Hard-Luck Cases Make Bad Law, Especially When the President Doesn’t Understand Them

The third example used by President Barack Obama in his Sunday New York Times op-ed arguing for more Federal control of healthcare contains serious errors at both the factual and at the conceptual levels (as opposed to his first example, where the error is entirely conceptual)…

OUR nation is now engaged in a great debate about the future of health care in America. And over the past few weeks, much of the media attention has been focused on the loudest voices. What we haven’t heard are the voices of the millions upon millions of Americans who quietly struggle every day with a system that often works better for the health-insurance companies than it does for them.
These are people like Lori Hitchcock, whom I met in New Hampshire last week. Lori is currently self-employed and trying to start a business, but because she has hepatitis C, she cannot find an insurance company that will cover her. Another woman testified that an insurance company would not cover illnesses related to her internal organs because of an accident she had when she was 5 years old. A man lost his health coverage in the middle of chemotherapy because the insurance company discovered that he had gallstones, which he hadn’t known about when he applied for his policy. Because his treatment was delayed, he died.
The third example is that of Otto Raddatz of Illinois, who was initially denied a stem-cell treatment by his insurance company (Fortis). However, as Mr. Raddatz’s sister described in Congressional testimony, the decision was eventually reversed…
My brother was accused by Fortis Insurance Company of falsely stating his health insurance history, despite the fact that he had no knowledge of ever having any gall stones or aneurysms.
Luckily, I am an attorney and was able to aggressively become involved in solving this life threatening situation. I contacted the Illinois Attorney General’s office and received immediate and daily assistance from Dr. Babs H. Waldman, M. D., the medical Director of their Health Bureau.
During their investigation, they located the doctor who ordered the CT scan.

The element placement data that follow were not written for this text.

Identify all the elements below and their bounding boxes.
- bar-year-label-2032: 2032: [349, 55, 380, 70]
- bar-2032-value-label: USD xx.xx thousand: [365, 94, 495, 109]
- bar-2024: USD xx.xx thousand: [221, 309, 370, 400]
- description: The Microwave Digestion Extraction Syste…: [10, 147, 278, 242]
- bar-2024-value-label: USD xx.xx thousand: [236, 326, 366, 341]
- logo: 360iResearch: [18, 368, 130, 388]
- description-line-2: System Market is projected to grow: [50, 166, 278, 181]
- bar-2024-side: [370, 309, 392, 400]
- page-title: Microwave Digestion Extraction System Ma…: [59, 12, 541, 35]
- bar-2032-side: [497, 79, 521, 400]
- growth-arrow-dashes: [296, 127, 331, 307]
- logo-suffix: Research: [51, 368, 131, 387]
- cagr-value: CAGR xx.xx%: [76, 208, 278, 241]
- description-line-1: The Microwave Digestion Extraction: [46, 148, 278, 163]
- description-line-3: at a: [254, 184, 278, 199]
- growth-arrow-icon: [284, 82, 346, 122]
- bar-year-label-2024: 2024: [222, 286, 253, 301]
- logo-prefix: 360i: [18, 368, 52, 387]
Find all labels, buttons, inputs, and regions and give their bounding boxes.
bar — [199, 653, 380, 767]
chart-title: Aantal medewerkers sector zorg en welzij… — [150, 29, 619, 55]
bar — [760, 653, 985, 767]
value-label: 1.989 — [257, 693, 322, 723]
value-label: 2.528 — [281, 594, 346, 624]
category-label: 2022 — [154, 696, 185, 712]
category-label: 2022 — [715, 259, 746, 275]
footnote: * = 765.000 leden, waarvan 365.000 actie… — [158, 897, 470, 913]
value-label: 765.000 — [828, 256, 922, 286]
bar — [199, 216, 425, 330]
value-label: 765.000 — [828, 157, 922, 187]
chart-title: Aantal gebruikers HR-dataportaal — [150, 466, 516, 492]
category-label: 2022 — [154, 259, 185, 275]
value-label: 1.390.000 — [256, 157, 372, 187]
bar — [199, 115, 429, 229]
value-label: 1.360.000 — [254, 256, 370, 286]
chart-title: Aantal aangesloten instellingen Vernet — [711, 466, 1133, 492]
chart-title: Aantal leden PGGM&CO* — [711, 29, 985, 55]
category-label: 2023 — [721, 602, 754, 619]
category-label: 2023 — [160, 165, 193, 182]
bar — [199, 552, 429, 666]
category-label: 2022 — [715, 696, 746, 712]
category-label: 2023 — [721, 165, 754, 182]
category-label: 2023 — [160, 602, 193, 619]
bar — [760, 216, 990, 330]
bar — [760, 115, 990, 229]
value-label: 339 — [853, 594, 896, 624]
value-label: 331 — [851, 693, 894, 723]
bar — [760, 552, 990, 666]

He had no recollection of disclosing the information to my brother or treating him for it.
After two appeals by the Illinois Attorney General’s Office, Fortis Insurance Company overturned their original decision to rescind my brother’s coverage and he was reinstated without any lapse.
Forget the fact that treatment was ultimately approved; the more important question, from a healthcare policy perspective, is why payment for the treatment was denied in the first place — especially when there is a very good chance that the decision made by the greedy bastards at the insurance company not to pay was strongly influenced by Federal insurance law, which says that insurers are not liable for the consequences of their decisions to deny treatment, in cases where policies are sold through an employer.
Since we don’t know what was actually going through the minds of the Fortis employees involved in the “routine review” that led to a decision to deny payment, let’s suppose for a moment that the decision really was an honest mistake of some sort. Had the denial gone unchallenged and Mr. Raddatz died as a result, even if the denial was later determined to have been improper, if the insurance policy was provided through his employment, (let’s emphasize this one more time) Federal law (the Employment Retirement Income Security Act of 1974) dictates that the only damages recoverable would have been the costs of the treatments themselves. The Raddatz family would have not been able to recover anything related to the fact that a mistake by an insurance company led to loss of life.
Now, suppose the people of Illinois decide that this situation needs to be fixed, at least in their state. They bribe their legislators (What, you think I’m being unfair to Illinois here? Remember, I am writing this from Rhode Island, where the courts have ruled it legal for legislators to make their decisions based on bribes. I just thought that was the way things worked everywhere. But I digress…) into passing a law that holds Illinois insurance companies liable for costs that follow from their failure to properly honor the agreements they enter into.
If the state of Illinois tried to enforce such a law, the Federal Government would step-in and prevent them from doing so, on the basis that Federal law pre-empts state law when insurance is purchased through an employer and therefore that state liability laws cannot be any more stringent than Federal ones. (Presumably there is some boundary where state laws against fraud take over, if insurance companies collect money for policies that they never intend to pay out on, but the courts have yet to set clear rules defining this boundary at the present time.)
Ultimately, this leads us to an important question yet to be asked about the “public option” that may or may not still be a part of the President’s health reform plans. If a so-called “public option”, i.e. an insurance company created and run by the Federal government, is included as part of the reform package, will this company be protected from being held liable for consequences resulting from its decisions to deny treatment, in the same way employer-based plans are protected from liability today? Are the American people ready for a reform that allows the big, new insurer on the block to evade responsibility for the mistakes that it makes?
And before promising that more Federal intervention in healthcare is guaranteed to improve things, shouldn’t the President and Congressional Democrats show they are capable of remedying the inequitable treatment of individuals versus corporations that the Federal government has already created?